Commentor Sandrew was feeling overlooked because I didn’t pick up on his comment on the Felix Salmon post, a comment that hit the key point in my later response to Salmon. Here’s his comment:
I think you may be focusing on the wrong transaction costs. To pierce the Coasean retort, one must demonstrate that frictions exist to impede the unwinding of CDS and the transfer of bonds. Pirrong argues that if such transactions are efficient, then the perverse incentives that bond hedging via CDS create can be efficiently diffused.
That said, I’m not convinced that the bond and CDS markets are as well lubricated as Pirrong seems to suggest. To me, the enormity of the CDS market is as much evidence for the presence of significant CDS unwind costs as it is for the popularity of the instruments. If unwinding or novating CDS was so cheap, why did the aggregate notional amounts balloon to umpty-trillion bucks over the course of the past decade?

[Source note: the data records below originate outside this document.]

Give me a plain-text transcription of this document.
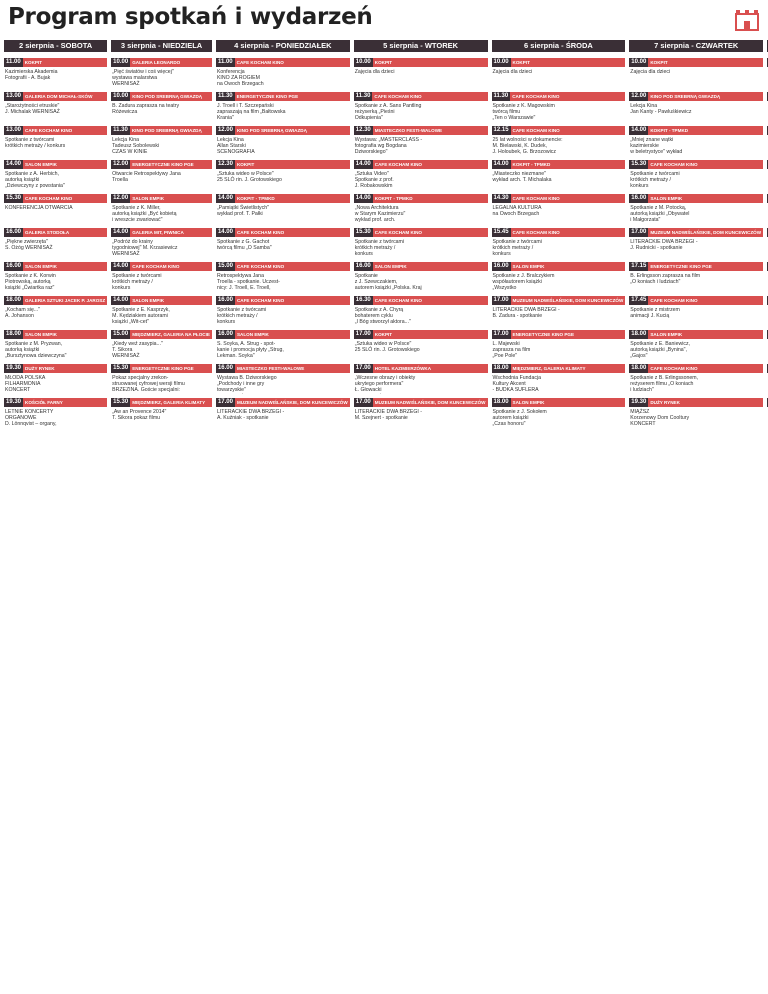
Program spotkań i wydarzeń
2 sierpnia - SOBOTA
11.00 KOKPIT
Kazimierska Akademia
Fotografii - A. Bujak
13.00 GALERIA DOM MICHAŁ-SKÓW
„Starożytności etruskie"
J. Michalak WERNISAŻ
13.00 CAFE KOCHAM KINO
Spotkanie z twórcami
krótkich metraży / konkurs
14.00 SALON EMPIK
Spotkanie z A. Herbich,
autorką książki
„Dziewczyny z powstania"
15.30 CAFE KOCHAM KINO
KONFERENCJA OTWARCIA
16.00 GALERIA STODOŁA
„Piękne zwierzęta"
S. Ożóg WERNISAŻ
16.00 SALON EMPIK
Spotkanie z K. Korwin
Piotrowską, autorką
książki „Ćwiartka raz"
18.00 GALERIA SZTUKI JACEK P. JAROSZ
„Kocham się..."
A. Johanson
18.00 SALON EMPIK
Spotkanie z M. Pryzwan,
autorką książki
„Bursztynowa dziewczyna"
19.30 DUŻY RYNEK
MŁODA POLSKA
FILHARMONIA
KONCERT
19.30 KOŚCIÓŁ FARNY
LETNIE KONCERTY
ORGANOWE
D. Lönnqvist – organy,

3 sierpnia - NIEDZIELA
10.00 GALERIA LEONARDO
„Pięć światów i coś więcej"
wystawa malarstwa
WERNISAŻ
10.00 KINO POD SREBRNĄ GWIAZDĄ
B. Zadura zaprasza na teatry
Różewicza
11.30 KINO POD SREBRNĄ GWIAZDĄ
Lekcja Kina
Tadeusz Sobolewski
CZAS W KINIE
12.00 ENERGETYCZNE KINO PGE
Otwarcie Retrospektywy Jana
Troella
12.00 SALON EMPIK
Spotkanie z K. Miller,
autorką książki „Być kobietą
i wreszcie zwariować"
14.00 GALERIA MIT, PIWNICA
„Podróż do krainy
tygodniowej" M. Krzasiewicz
WERNISAŻ
14.00 CAFE KOCHAM KINO
Spotkanie z twórcami
krótkich metraży /
konkurs
14.00 SALON EMPIK
Spotkanie z E. Kasprzyk,
M. Kędziakiem autorami
książki „Wit-cet"
15.00 MIĘDZMIERZ, GALERIA NA PŁOCIE
„Kiedy weź zasypia..."
T. Sikora
WERNISAŻ
15.30 ENERGETYCZNE KINO PGE
Pokaz specjalny zrekon-
struowanej cyfrowej wersji filmu
BRZEZINA. Goście specjalni:

15.30 MIĘDZMIERZ, GALERIA KLIMATY
„Aw an Provence 2014"
T. Sikora pokaz filmu
4 sierpnia - PONIEDZIAŁEK
11.00 CAFE KOCHAM KINO
Konferencja
KINO ZA ROGIEM
na Owoch Brzegach
11.30 ENERGETYCZNE KINO PGE
J. Troell i T. Szczepański
zapraszają na film „Bałtowska
Krania"
12.00 KINO POD SREBRNĄ GWIAZDĄ
Lekcja Kina
Allan Starski
SCENOGRAFIA
12.30 KOKPIT
„Sztuka wideo w Polsce"
25 SLÓ rin. J. Grotowskiego
14.00 KOKPIT - TPMKD
„Pamiątki Świetlistych"
wykład prof. T. Pałki
14.00 CAFE KOCHAM KINO
Spotkanie z G. Gachot
twórcą filmu „O Samba"
15.00 CAFE KOCHAM KINO
Retrospektywa Jana
Troella - spotkanie. Uczest-
nicy: J. Troell, E. Troell,

16.00 CAFE KOCHAM KINO
Spotkanie z twórcami
krótkich metraży /
konkurs
16.00 SALON EMPIK
S. Soyka, A. Strug - spot-
kanie i promocja płyty „Strug,
Lekman. Soyka"
16.00 MIASTECZKO FESTI-WALOWE
Wystawa B. Dziworskiego
„Podchody i inne gry
towarzyskie"

17.00 MUZEUM NADWIŚLAŃSKIE, DOM KUNCEWICZÓW
LITERACKIE DWA BRZEGI -
A. Kuźniak - spotkanie
5 sierpnia - WTOREK
10.00 KOKPIT
Zajęcia dla dzieci
11.30 CAFE KOCHAM KINO
Spotkanie z A. Sans Pantling
reżyserką „Pieśni
Odkupienia"
12.30 MIASTECZKO FESTI-WALOWE
Wystawa: „MASTERCLASS -
fotografia wg Bogdana
Dziworskiego"
14.00 CAFE KOCHAM KINO
„Sztuka Video"
Spotkanie z prof.
J. Robakowskim
14.00 KOKPIT - TPMKD
„Nowa Architektura
w Starym Kazimierzu"
wykład prof. arch.

15.30 CAFE KOCHAM KINO
Spotkanie z twórcami
krótkich metraży /
konkurs
16.00 SALON EMPIK
Spotkanie
z J. Szewczakiem,
autorem książki „Polska. Kraj

16.30 CAFE KOCHAM KINO
Spotkanie z A. Chyrą
bohaterem cyklu
„I Bóg stworzył aktora..."
17.00 KOKPIT
„Sztuka wideo w Polsce"
25 SLÓ rin. J. Grotowskiego
17.00 HOTEL KAZIMIERZÓWKA
„Wczesne obrazy i obiekty
ukrytego performera"
Ł. Głowacki

17.00 MUZEUM NADWIŚLAŃSKIE, DOM KUNCEWICZÓW
LITERACKIE DWA BRZEGI -
M. Szejnert - spotkanie
6 sierpnia - ŚRODA
10.00 KOKPIT
Zajęcia dla dzieci
11.30 CAFE KOCHAM KINO
Spotkanie z K. Magowskim
twórcą filmu
„Ten o Warszawie"
12.15 CAFE KOCHAM KINO
25 lat wolności w dokumencie:
M. Bielawski, K. Dudek,
J. Holoubek, G. Brzozowicz
14.00 KOKPIT - TPMKD
„Miasteczko niezmane"
wykład arch. T. Michalaka
14.30 CAFE KOCHAM KINO
LEGALNA KULTURA
na Owoch Brzegach
15.45 CAFE KOCHAM KINO
Spotkanie z twórcami
krótkich metraży /
konkurs
16.00 SALON EMPIK
Spotkanie z J. Bralczykiem
współautorem książki
„Wszystko

17.00 MUZEUM NADWIŚLAŃSKIE, DOM KUNCEWICZÓW
LITERACKIE DWA BRZEGI -
B. Zadura - spotkanie
17.00 ENERGETYCZNE KINO PGE
L. Majewski
zaprasza na film
„Poe Pole"
18.00 MIĘDZMIERZ, GALERIA KLIMATY
Wschodnia Fundacja
Kultury Akcent
- BUDKA SUFLERA

18.00 SALON EMPIK
Spotkanie z J. Sokołem
autorem książki
„Czas honoru"
7 sierpnia - CZWARTEK
10.00 KOKPIT
Zajęcia dla dzieci
12.00 KINO POD SREBRNĄ GWIAZDĄ
Lekcja Kina
Jan Kanty - Pawluśkiewicz
14.00 KOKPIT - TPMKD
„Mniej znane wątki
kazimierskie
w beletrystyce" wykład

15.30 CAFE KOCHAM KINO
Spotkanie z twórcami
krótkich metraży /
konkurs
16.00 SALON EMPIK
Spotkanie z M. Potocką,
autorką książki „Obywatel
i Małgorzata"
17.00 MUZEUM NADWIŚLAŃSKIE, DOM KUNCEWICZÓW
LITERACKIE DWA BRZEGI -
J. Rudnicki - spotkanie
17.15 ENERGETYCZNE KINO PGE
B. Erlingsson zaprasza na film
„O koniach i ludziach"
17.45 CAFE KOCHAM KINO
Spotkanie z mistrzem
animacji J. Kucią
18.00 SALON EMPIK
Spotkanie z E. Baniewicz,
autorką książki „Bynina",
„Gajos"
18.00 CAFE KOCHAM KINO
Spotkanie z B. Erlingssonem,
reżyserem filmu „O koniach
i ludziach"
19.30 DUŻY RYNEK
MIĄŻSZ
Korzenowy Dom Cooltury
KONCERT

Sandrew’s comment re the Coasean retort is correct. Re his second paragraph, well, I don’t really take a stand on how well “lubricated” the CDS market is, except to say that if the empty creditor problem is a really big deal, and the bad incentives resulting from hedged bond positions lead to huge costs, in my view it is likely that the CDS market is sufficiently lubricated to permit market participants to avoid such costs. I note that re the ballooning of aggregate amounts, etc., when it became apparent that there were large costs associated with failing to close offsetting positions, market participants acted with alacrity and did large amounts of tear-ups through TriOptima, etc. As a result, notional amounts have fallen dramatically (by about 40 percent if memory serves).
Thanks for the comment on Salmon’s blog, Sandrew. You are on point, and get props from me, if belated ones.